|
Hi, I am working on a text classification problem. My data is highly imbalanced. For examples, one category has 700 documents while the other has 30. I have around 30 categories. I tried different classifiers and the performance is consistently poor. What is the best way to tackle this issue? Thanks |
|
A quick hack is to just add copies of the training samples of the smaller class to your training data. (But don't add the 4th example more often than the 6th!) Why? If you use a discriminative approach (eg logistic regression or a neural network), mostly an optimizer will try to maximize the number of correct classifications in form of a loss. Remember that such a loss is a sum over all training samples. This loss can be partitioned into two terms, one being the sum over all training samples of the bigger class, and one over all training samples of the smaller class.
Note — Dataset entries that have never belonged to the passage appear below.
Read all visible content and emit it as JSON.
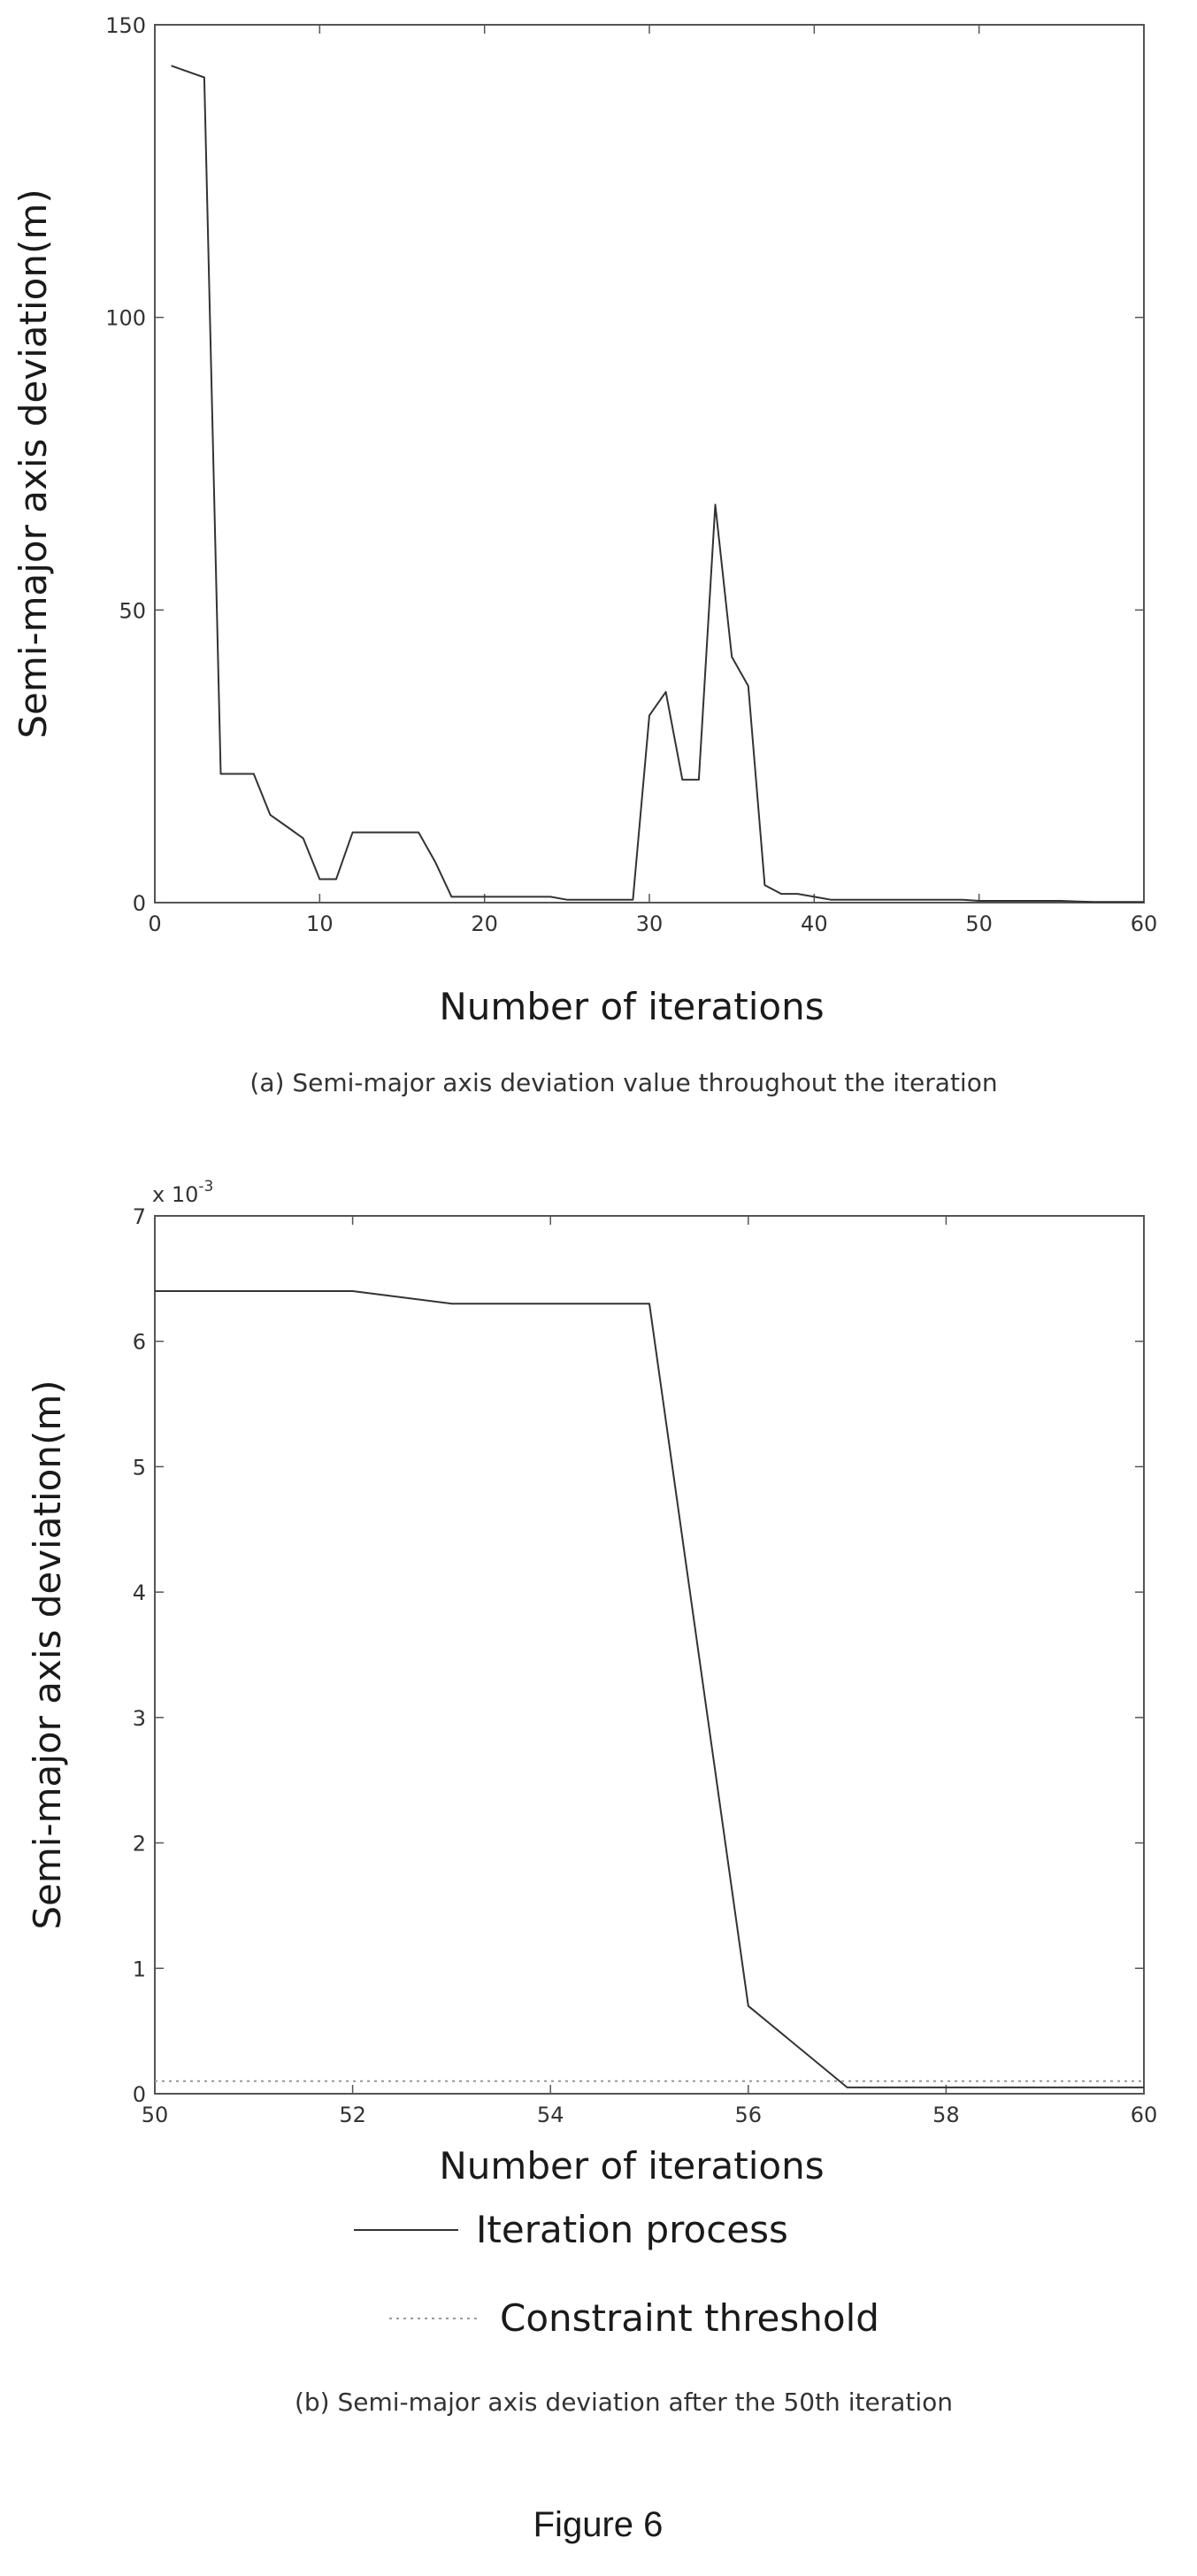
{
  "chart_data": [
    {
      "type": "line",
      "xlabel": "Number of iterations",
      "ylabel": "Semi-major axis deviation(m)",
      "xlim": [
        0,
        60
      ],
      "ylim": [
        0,
        150
      ],
      "xticks": [
        "0",
        "10",
        "20",
        "30",
        "40",
        "50",
        "60"
      ],
      "yticks": [
        "0",
        "50",
        "100",
        "150"
      ],
      "caption": "(a) Semi-major axis deviation value throughout the iteration",
      "grid": false,
      "series": [
        {
          "x": [
            1,
            2,
            3,
            4,
            5,
            6,
            7,
            8,
            9,
            10,
            11,
            12,
            13,
            14,
            15,
            16,
            17,
            18,
            19,
            20,
            21,
            22,
            23,
            24,
            25,
            26,
            27,
            28,
            29,
            30,
            31,
            32,
            33,
            34,
            35,
            36,
            37,
            38,
            39,
            40,
            41,
            42,
            43,
            44,
            45,
            46,
            47,
            48,
            49,
            50,
            51,
            52,
            53,
            54,
            55,
            56,
            57,
            58,
            59,
            60
          ],
          "y": [
            143,
            142,
            141,
            22,
            22,
            22,
            15,
            13,
            11,
            4,
            4,
            12,
            12,
            12,
            12,
            12,
            7,
            1,
            1,
            1,
            1,
            1,
            1,
            1,
            0.5,
            0.5,
            0.5,
            0.5,
            0.5,
            32,
            36,
            21,
            21,
            68,
            42,
            37,
            3,
            1.5,
            1.5,
            1,
            0.5,
            0.5,
            0.5,
            0.5,
            0.5,
            0.5,
            0.5,
            0.5,
            0.5,
            0.3,
            0.3,
            0.3,
            0.3,
            0.3,
            0.3,
            0.2,
            0.1,
            0.1,
            0.1,
            0.1
          ]
        }
      ]
    },
    {
      "type": "line",
      "xlabel": "Number of iterations",
      "ylabel": "Semi-major axis deviation(m)",
      "xlim": [
        50,
        60
      ],
      "ylim": [
        0,
        7
      ],
      "y_multiplier": "x 10",
      "y_multiplier_exp": "-3",
      "xticks": [
        "50",
        "52",
        "54",
        "56",
        "58",
        "60"
      ],
      "yticks": [
        "0",
        "1",
        "2",
        "3",
        "4",
        "5",
        "6",
        "7"
      ],
      "caption": "(b) Semi-major axis deviation after the 50th iteration",
      "legend": "bottom",
      "grid": false,
      "series": [
        {
          "name": "Iteration process",
          "x": [
            50,
            51,
            52,
            53,
            54,
            55,
            56,
            57,
            58,
            59,
            60
          ],
          "y": [
            6.4,
            6.4,
            6.4,
            6.3,
            6.3,
            6.3,
            0.7,
            0.05,
            0.05,
            0.05,
            0.05
          ]
        },
        {
          "name": "Constraint threshold",
          "style": "dotted",
          "x": [
            50,
            60
          ],
          "y": [
            0.1,
            0.1
          ]
        }
      ]
    }
  ],
  "figure_title": "Figure 6"
}
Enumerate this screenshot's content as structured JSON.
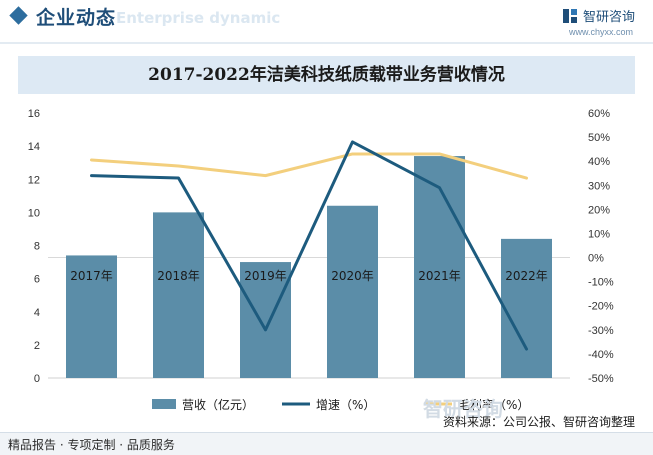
{
  "header": {
    "section_title": "企业动态",
    "section_subtitle": "Enterprise dynamic",
    "brand_name": "智研咨询",
    "brand_url": "www.chyxx.com"
  },
  "chart_data": {
    "type": "bar",
    "title": "2017-2022年洁美科技纸质载带业务营收情况",
    "categories": [
      "2017年",
      "2018年",
      "2019年",
      "2020年",
      "2021年",
      "2022年"
    ],
    "series": [
      {
        "name": "营收（亿元）",
        "kind": "bar",
        "axis": "left",
        "values": [
          7.4,
          10.0,
          7.0,
          10.4,
          13.4,
          8.4
        ],
        "color": "#5b8da8"
      },
      {
        "name": "增速（%）",
        "kind": "line",
        "axis": "right",
        "values": [
          34,
          33,
          -30,
          48,
          29,
          -38
        ],
        "color": "#1d5b7e"
      },
      {
        "name": "毛利率（%）",
        "kind": "line",
        "axis": "right",
        "values": [
          40.5,
          38,
          34,
          43,
          43,
          33
        ],
        "color": "#f3cf7d"
      }
    ],
    "y_left": {
      "lim": [
        0,
        16
      ],
      "ticks": [
        0,
        2,
        4,
        6,
        8,
        10,
        12,
        14,
        16
      ]
    },
    "y_right": {
      "lim": [
        -50,
        60
      ],
      "ticks": [
        -50,
        -40,
        -30,
        -20,
        -10,
        0,
        10,
        20,
        30,
        40,
        50,
        60
      ],
      "tick_suffix": "%"
    },
    "grid": false,
    "legend_position": "bottom"
  },
  "watermark": "智研咨询",
  "footer": {
    "left": "精品报告 · 专项定制 · 品质服务",
    "source": "资料来源：公司公报、智研咨询整理"
  }
}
Assuming that both classes are equally likely to occur in the real world, a correct way of doing the above is to let each term contribute the same amount to the loss -- so to weigh them according to their inverse frequency in the training set, or prior probability. If you use a generative approach, you model p(x|c) and p(c) to get p(c|x) via Bayes' theorem. In this case, the prior probabilities are explicitly found by p(c). Again, if the class balance of the real world is not resembled in the training set, you can just not estimate p(c) from the data, but set it by hand. If you use the above quick hack, the prior probabilities will get right. In the case that the class balance is reflecting the real world and misclassification of A as B is as undesirable as B as A, you probably have to use a different model to get better results. However, in some cases misclassifcations are not balanced, e.g. labeling a fraud as a legit action is much more expensive than the other way around. In that case, you can use decision theory in order to get optimal decisions based on the p(c|x) that your classifier spits out. To add to what Justin has said, you can probably use bagging with your biased sampling frequency to perform the generative approach.
(Sep 25 '11 at 18:05)
crdrn
|